A former “The Price is Right’’ model is sharing why she still despises the show’s late host, Bob Barker.

Holly Hallstrom, who was one of the long-running game show’s “Barker’s Beauties” for 18 years, was fired in 1995. The show told her she was axed because of her weight, but according to a teaser clip from the new E! docuseries “Dirty Rotten Scandals,” Hallstrom says she was canned for way more nefarious reasons.

“I hate that man,” Hallstrom can be heard saying while choking back tears at the end of the clip.

The E! docuseries digs into Barker’s affair with another one of the show’s models, Dian Parkinson. After Barker broke up with Parkinson, she sued him for sexual harassment. Kathleen Bradley, another former model from the show, recalled in the doc that Parkinson told her that Barker had forced Parkinson “to do things to him in the dressing room, where I didn’t want to do it,” according to a summary of docuseries by People.

Hallstrom said in “Dirty Rotten Scandals” that she believes the real reason she was kicked off the show was because she refused to defend Barker in Parkinson’s case.

“I wanted nothing to do with it,” Hallstrom said in the doc, which proposes that the early years of the game show were rife with sexual harassment and racism. “I was the only one that was asked to give a deposition and did not. I didn’t want to commit felony perjury, which is exactly what it would have been if I gave a testimony.”

“I refused to testify in court, to commit felony perjury for him,” Hallstrom later added to People. “That was the final straw, but it’s against the law to fire an employee for failing to testify on your behalf in a court of law, so they could not fire me for that.”

So, according to Hallstrom, the show went with the weight excuse.
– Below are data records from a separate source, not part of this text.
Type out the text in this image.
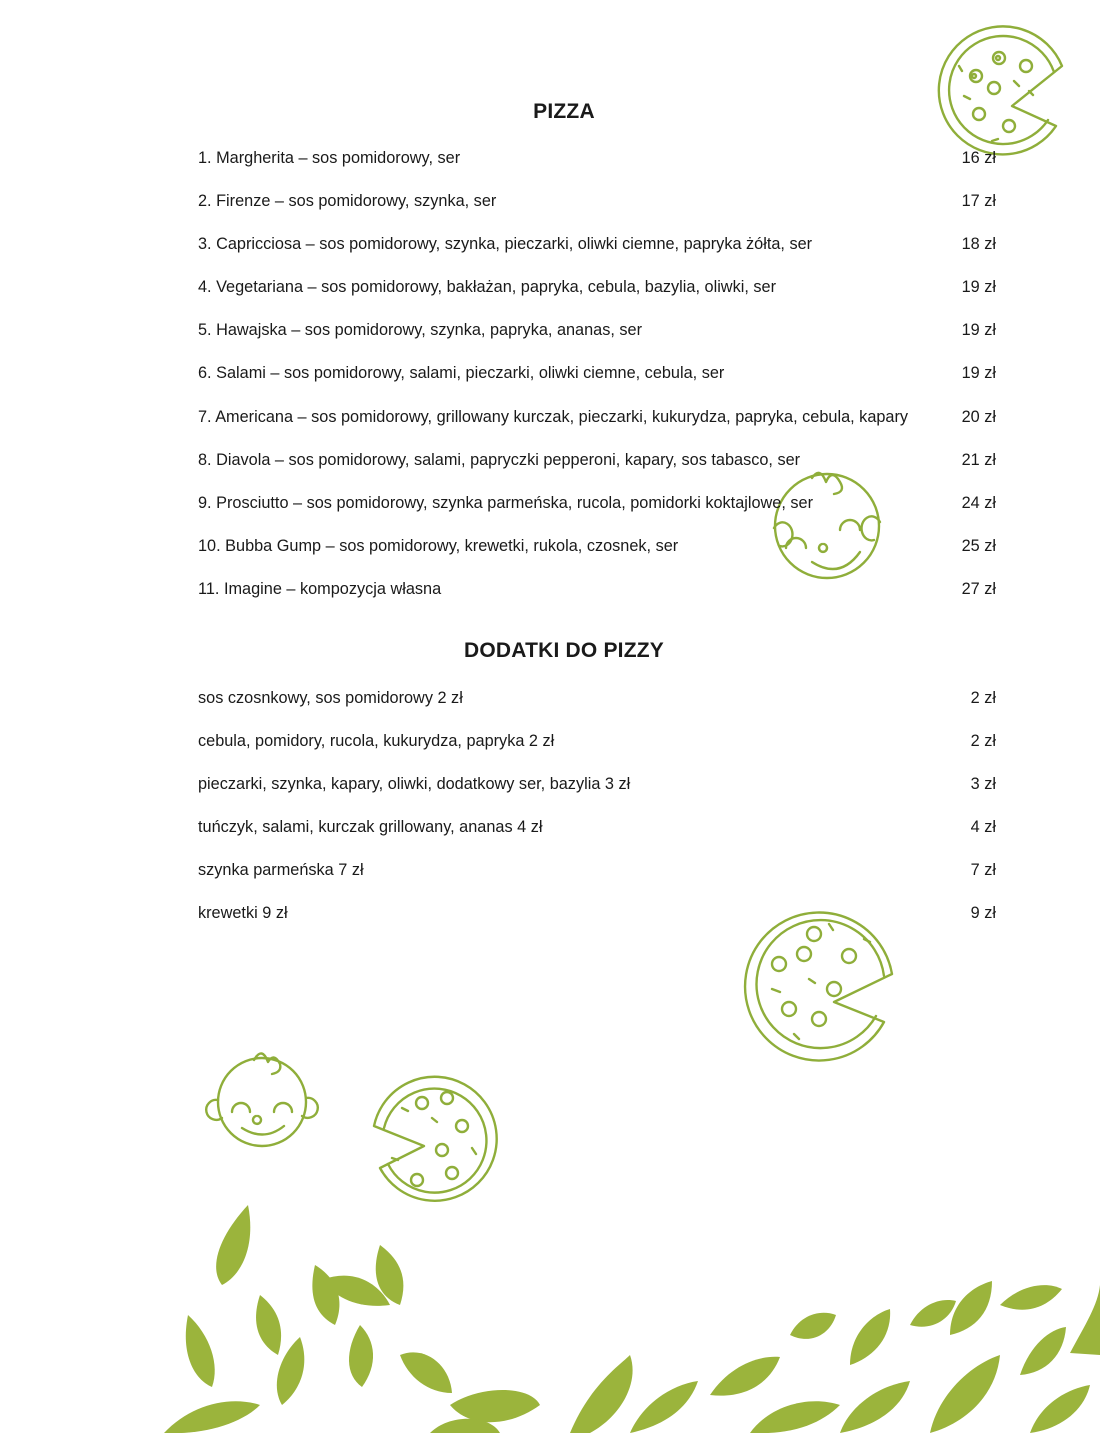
PIZZA
1. Margherita – sos pomidorowy, ser	16 zł
2. Firenze – sos pomidorowy, szynka, ser	17 zł
3. Capricciosa – sos pomidorowy, szynka, pieczarki, oliwki ciemne, papryka żółta, ser	18 zł
4. Vegetariana – sos pomidorowy, bakłażan, papryka, cebula, bazylia, oliwki, ser	19 zł
5. Hawajska – sos pomidorowy, szynka, papryka, ananas, ser	19 zł
6. Salami – sos pomidorowy, salami, pieczarki, oliwki ciemne, cebula, ser	19 zł
7. Americana – sos pomidorowy, grillowany kurczak, pieczarki, kukurydza, papryka, cebula, kapary	20 zł
8. Diavola – sos pomidorowy, salami, papryczki pepperoni, kapary, sos tabasco, ser	21 zł
9. Prosciutto – sos pomidorowy, szynka parmeńska, rucola, pomidorki koktajlowe, ser	24 zł
10. Bubba Gump – sos pomidorowy, krewetki, rukola, czosnek, ser	25 zł
11. Imagine – kompozycja własna	27 zł
DODATKI DO PIZZY
sos czosnkowy, sos pomidorowy 2 zł	2 zł
cebula, pomidory, rucola, kukurydza, papryka 2 zł	2 zł
pieczarki, szynka, kapary, oliwki, dodatkowy ser, bazylia 3 zł	3 zł
tuńczyk, salami, kurczak grillowany, ananas 4 zł	4 zł
szynka parmeńska 7 zł	7 zł
krewetki 9 zł	9 zł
“And then the lawyers called me and started negotiating terms of my retirement,” Hallstrom says in the doc. “And I’m like, ‘I don’t want to retire. There’s no need for me to retire.’ But there really was no choice. Barker wanted me gone. I was being fired, and I would not be coming back… after close to 20 years on the show.”

HuffPost has reached out to “The Price is Right” for comment.

Hallstrom’s life became as stressful as the show’s Plinko game after she decided to share her side of her firing with the tabloid show “Hard Copy,” which prompted Barker to sue her for defamation.

The lawsuit lasted years, and Hallstrom compared the battle against Barker as “overwhelming” and “like fighting a giant machine.”

Five years later, in 2000, Barker eventually dropped his case, prompting Hallstrom to sue him for malicious prosecution, per People.

“They did offer me a settlement that would include a non-disclosure agreement, meaning that I could not speak publicly about the show. But I knew that I was not going to sign an NDA because he is a liar. He is a shameless, self-promoting liar,” Hallstrom said. “I was fired. I had the truth on my side. There was no justice in, ’You can win because you have more money. Over the years, I sold my house, savings account, portfolio. All of it was spent just trying to stay in this lawsuit. I just didn’t want him to win.”

Hallstrom said that thanks to her lawsuit, she eventually “lost everything” and “was totally broke and living out of my car.”

“I couldn’t afford to stay in this lawsuit and I would have to settle, and I was not going to do that,” she said.

Hallstrom told People that she waited until Barker’s death to speak out again because if she had, he would’ve sued her “again in a heartbeat.”

Barker died in 2023 at the age of 99.